Reputation: 2294
I want to create the external hive table from nested json data but fields should be flatten out from nested json.
For Example:-
{
"key1":"value1",
"key2":{
"nestedKey1":1,
"nestedKey2":2
}
}
Hive table should have format or fields flatten out like
key1: String, key2.nestedKey1:Int,key2.nestedKey1:Int
Thanks In Advance
Upvotes: 1
Views: 1996
Reputation: 31490
Use JsonSerDe
and create table with below syntax:
hive> create table sample(key1 string,key2 struct<nestedKey1:int,nestedKey2:int>)
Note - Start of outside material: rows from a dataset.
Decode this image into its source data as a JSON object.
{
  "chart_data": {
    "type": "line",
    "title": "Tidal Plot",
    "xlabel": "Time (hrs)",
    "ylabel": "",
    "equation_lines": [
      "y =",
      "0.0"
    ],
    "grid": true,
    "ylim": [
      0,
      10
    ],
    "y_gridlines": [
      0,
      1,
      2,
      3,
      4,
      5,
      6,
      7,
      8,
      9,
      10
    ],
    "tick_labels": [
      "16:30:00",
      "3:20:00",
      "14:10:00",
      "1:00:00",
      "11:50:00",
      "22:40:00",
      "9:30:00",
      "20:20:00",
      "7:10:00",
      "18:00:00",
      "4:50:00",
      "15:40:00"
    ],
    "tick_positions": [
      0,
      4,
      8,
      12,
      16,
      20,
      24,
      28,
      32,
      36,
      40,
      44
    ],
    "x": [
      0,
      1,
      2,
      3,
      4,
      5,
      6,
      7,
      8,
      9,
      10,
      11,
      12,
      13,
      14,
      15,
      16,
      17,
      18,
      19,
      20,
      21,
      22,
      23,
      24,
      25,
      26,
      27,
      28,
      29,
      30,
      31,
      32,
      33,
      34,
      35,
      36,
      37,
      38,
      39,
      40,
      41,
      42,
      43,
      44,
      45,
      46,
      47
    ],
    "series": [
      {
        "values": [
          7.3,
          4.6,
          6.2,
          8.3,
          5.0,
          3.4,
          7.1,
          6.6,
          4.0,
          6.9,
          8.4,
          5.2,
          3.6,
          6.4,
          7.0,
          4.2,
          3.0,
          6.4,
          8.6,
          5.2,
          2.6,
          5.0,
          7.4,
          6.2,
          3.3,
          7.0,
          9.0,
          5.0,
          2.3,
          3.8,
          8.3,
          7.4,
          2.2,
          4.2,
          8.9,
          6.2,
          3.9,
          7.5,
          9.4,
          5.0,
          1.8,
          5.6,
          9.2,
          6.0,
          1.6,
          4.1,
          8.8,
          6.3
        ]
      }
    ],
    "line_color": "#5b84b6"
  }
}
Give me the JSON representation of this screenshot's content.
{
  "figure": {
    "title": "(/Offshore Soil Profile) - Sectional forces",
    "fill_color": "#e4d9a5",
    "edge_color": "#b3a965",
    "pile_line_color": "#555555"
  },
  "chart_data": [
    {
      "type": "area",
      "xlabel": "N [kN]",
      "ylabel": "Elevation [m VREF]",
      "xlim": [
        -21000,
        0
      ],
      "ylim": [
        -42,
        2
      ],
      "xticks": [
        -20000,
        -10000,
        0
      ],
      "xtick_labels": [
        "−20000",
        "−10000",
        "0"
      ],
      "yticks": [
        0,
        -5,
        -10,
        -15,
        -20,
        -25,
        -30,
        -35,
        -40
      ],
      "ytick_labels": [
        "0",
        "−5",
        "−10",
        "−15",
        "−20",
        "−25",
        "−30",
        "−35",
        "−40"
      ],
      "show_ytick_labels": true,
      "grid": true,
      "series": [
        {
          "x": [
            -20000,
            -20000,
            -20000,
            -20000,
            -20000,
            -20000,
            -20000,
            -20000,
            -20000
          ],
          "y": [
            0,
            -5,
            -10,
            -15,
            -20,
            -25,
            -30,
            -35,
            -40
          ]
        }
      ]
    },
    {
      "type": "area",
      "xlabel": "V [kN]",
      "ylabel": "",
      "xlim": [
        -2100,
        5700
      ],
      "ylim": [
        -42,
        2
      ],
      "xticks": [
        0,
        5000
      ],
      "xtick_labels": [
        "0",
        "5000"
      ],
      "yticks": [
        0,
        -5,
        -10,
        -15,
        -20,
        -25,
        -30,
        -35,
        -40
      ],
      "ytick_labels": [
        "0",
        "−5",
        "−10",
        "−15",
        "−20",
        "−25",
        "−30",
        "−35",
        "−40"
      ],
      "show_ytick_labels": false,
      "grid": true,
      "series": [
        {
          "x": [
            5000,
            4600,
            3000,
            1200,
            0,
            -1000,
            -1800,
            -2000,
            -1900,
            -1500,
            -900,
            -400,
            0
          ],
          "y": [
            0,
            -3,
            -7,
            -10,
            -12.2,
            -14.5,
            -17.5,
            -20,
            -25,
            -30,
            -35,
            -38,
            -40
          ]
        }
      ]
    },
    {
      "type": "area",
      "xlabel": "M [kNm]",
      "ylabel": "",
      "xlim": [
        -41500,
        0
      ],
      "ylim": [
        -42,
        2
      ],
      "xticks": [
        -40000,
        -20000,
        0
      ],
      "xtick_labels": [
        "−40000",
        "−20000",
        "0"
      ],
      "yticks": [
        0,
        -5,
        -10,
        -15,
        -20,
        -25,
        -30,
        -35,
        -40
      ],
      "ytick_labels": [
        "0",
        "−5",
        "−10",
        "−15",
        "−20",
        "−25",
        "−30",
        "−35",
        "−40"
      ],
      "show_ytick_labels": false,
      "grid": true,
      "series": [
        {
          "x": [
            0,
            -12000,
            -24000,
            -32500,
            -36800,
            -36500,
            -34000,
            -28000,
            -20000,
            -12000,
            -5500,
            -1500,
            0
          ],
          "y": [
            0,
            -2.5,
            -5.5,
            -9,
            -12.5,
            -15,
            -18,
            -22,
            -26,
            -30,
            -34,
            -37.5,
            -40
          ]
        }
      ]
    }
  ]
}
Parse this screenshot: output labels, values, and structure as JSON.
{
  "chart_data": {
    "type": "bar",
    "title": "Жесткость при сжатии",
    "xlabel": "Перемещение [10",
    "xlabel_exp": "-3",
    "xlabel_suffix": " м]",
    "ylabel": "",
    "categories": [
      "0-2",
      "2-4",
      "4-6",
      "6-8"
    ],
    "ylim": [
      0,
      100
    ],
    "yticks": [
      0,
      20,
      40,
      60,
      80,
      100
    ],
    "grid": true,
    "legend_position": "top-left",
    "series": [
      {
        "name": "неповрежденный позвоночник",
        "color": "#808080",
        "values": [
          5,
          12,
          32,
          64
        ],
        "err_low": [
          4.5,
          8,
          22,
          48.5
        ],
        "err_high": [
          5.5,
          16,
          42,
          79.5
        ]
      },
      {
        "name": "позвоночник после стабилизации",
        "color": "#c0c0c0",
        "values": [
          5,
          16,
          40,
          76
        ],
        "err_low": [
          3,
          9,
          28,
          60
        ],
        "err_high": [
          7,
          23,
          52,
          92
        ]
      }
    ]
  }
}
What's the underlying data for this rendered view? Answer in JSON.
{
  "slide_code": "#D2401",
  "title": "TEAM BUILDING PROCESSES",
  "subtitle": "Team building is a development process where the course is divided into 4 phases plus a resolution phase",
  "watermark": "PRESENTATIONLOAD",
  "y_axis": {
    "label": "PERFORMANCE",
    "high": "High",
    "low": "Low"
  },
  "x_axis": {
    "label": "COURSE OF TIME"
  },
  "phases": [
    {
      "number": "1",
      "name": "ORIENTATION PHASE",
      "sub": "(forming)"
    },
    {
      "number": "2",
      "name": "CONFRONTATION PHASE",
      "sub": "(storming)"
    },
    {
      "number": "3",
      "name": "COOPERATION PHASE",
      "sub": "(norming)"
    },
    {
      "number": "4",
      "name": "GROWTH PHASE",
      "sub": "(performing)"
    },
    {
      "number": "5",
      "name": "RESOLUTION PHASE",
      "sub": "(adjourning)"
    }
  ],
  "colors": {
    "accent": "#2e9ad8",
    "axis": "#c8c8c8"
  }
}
ROW FORMAT SERDE 'org.apache.hive.hcatalog.data.JsonSerDe';
hive> select key1,key2.nestedkey1,key2.nestedkey2 from sample;
+---------+-------------+-------------+--+
| key1 | nestedkey1 | nestedkey2 |
+---------+-------------+-------------+--+
| value1 | 1 | 2 |
+---------+-------------+-------------+--+
hive> select * from sample;
+--------------+----------------------------------+--+
| sample.key1 | sample.key2 |
+--------------+----------------------------------+--+
| value1 | {"nestedkey1":1,"nestedkey2":2} |
+--------------+----------------------------------+--+
(or)
If you want to create table with flatten out json fields
then use RegexSerDe
and matching regex to extract nestedkey from the data.
Refer this link for more details regards to regex serde.
UPDATE:
Inputdata:
{"key1":"value1","key2":{"nestedKey1":1,"nestedKey2":2}}
HiveTable:
hive> CREATE TABLE dd (key1 string, nestedKey1 string, nestedKey2 string)
ROW FORMAT SERDE 'org.apache.hadoop.hive.serde2.RegexSerDe'
WITH SERDEPROPERTIES
('input.regex'=".*:\"(.*?)\",\"key2\":\\{\"nestedKey1\":(\\d),\"nestedKey2\":(\\d).*$");
Select data from the table:
hive> select * from dd;
+---------+-------------+-------------+--+
| key1 | nestedkey1 | nestedkey2 |
+---------+-------------+-------------+--+
| value1 | 1 | 2 |
+---------+-------------+-------------+--+
Upvotes: 1